IET states that reform of the UK energy market may not be fast enough

December 18th, 2010 by The Institution of Engineering and Technology

The UK needs to largely de-carbonise its electricity generation while maintaining security of supply. It must do both in the way that is most affordable for consumers.

The risk of interruptions to energy supplies is rising as older coal and nuclear power stations are closed down. Ten years sounds like a long time, but the scale of this change is vast and the rate of investment by the private sector in energy infrastructure needs to be rapidly stepped up.

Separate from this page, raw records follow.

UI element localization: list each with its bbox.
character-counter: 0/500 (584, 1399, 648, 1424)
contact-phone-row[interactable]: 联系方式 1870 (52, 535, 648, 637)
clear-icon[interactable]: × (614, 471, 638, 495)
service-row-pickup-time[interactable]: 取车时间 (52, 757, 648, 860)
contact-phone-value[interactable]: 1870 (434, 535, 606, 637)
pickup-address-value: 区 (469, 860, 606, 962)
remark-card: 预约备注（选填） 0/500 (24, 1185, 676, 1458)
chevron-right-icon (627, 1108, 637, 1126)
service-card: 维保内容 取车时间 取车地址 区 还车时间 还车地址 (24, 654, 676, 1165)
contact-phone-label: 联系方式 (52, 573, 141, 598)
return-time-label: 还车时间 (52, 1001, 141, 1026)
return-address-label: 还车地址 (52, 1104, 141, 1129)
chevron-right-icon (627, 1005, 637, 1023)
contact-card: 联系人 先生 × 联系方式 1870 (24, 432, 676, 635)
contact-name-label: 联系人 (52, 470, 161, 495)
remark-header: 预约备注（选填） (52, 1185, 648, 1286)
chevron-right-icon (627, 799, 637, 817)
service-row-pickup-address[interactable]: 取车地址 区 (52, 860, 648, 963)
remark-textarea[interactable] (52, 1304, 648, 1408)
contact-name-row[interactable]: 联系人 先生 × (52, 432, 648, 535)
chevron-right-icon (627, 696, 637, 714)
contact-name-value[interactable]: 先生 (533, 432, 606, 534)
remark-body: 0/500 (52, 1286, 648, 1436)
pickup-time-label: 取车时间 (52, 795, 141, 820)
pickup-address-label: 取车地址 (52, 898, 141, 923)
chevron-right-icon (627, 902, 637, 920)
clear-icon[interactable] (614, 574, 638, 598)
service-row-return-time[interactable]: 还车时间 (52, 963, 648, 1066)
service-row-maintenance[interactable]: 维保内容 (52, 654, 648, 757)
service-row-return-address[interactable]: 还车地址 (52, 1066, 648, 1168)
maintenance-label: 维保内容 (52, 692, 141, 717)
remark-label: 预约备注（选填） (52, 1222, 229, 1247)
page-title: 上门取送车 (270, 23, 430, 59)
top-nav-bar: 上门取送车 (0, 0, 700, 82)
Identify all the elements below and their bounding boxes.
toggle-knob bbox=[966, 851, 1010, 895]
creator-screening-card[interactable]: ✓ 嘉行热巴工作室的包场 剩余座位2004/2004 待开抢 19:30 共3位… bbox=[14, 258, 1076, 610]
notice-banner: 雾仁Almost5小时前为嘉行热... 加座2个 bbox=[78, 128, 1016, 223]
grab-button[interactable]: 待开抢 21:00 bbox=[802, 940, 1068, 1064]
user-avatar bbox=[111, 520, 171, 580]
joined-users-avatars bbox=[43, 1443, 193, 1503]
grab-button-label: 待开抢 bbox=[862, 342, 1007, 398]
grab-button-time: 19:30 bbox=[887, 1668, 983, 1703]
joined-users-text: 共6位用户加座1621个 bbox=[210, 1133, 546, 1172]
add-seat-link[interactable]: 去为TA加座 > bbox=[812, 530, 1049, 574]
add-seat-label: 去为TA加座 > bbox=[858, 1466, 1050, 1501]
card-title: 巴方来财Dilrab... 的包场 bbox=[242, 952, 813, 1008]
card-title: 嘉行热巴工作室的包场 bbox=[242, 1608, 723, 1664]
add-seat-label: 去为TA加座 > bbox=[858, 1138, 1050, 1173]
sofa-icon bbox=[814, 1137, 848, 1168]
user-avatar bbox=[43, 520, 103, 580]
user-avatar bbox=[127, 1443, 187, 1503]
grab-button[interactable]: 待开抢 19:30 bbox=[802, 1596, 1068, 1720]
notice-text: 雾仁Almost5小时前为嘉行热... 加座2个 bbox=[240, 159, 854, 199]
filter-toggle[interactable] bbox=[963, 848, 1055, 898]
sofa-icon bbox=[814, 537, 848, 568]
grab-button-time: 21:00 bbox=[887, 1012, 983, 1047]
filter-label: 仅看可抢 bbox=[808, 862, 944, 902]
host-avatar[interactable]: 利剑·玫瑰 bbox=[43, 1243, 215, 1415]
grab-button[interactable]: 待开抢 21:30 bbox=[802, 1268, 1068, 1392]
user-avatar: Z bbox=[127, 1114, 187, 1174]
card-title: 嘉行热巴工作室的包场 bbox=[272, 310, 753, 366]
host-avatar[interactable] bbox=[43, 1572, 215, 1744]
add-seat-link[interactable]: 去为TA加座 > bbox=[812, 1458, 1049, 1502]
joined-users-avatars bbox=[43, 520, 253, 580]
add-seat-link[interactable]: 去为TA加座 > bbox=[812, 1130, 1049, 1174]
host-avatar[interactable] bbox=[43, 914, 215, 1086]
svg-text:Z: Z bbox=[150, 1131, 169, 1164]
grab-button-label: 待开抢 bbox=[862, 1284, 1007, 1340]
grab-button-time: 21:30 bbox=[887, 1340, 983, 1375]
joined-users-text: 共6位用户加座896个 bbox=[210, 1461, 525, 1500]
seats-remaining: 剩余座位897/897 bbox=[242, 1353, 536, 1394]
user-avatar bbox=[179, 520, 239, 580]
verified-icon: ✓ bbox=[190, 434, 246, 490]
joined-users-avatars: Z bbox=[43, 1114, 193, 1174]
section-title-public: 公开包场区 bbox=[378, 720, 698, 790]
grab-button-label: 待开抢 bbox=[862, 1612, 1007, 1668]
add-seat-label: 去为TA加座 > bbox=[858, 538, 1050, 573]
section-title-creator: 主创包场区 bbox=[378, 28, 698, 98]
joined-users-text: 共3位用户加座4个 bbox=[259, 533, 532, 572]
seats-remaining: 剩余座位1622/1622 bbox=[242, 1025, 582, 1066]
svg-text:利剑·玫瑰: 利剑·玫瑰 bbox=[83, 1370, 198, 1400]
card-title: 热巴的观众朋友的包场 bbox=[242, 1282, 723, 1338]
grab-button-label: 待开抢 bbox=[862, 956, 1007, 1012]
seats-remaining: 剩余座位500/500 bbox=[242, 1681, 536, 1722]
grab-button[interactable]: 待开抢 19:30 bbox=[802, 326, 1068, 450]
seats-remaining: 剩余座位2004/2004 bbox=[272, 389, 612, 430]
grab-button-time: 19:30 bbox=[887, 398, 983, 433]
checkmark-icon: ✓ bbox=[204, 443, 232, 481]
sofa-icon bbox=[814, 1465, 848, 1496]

There are a number of admirable elements to the announcement today. Professor Roger Kemp from the Institution of Engineering and Technology said: “Clearly, the cheapest electricity is the energy you don’t need to generate so we are pleased that Secretary of State for Energy and Climate Change Chris Huhne made reference to novel measures to reward customers for their participation in smoothing out the peaks in electricity demand. The IET has long maintained that in a true level playing field all such approaches should be given equal weight.

“It would appear that the announcement is a serious step towards meeting the energy challenges facing Britain, but the devil will be in the detail. The degree of all party consensus is encouraging as it means that debate can focus on the all important technical and practical details.

“It is vital that engineering issues around plant performance, deployment rates, the opportunities in new technology, and the future development of a smart grid are fully recognised in order to ensure that the measures deliver the desired results and at the least cost to the public.”

The IET looks forward to representing the engineering issues in the implementation of these changed arrangements to Government.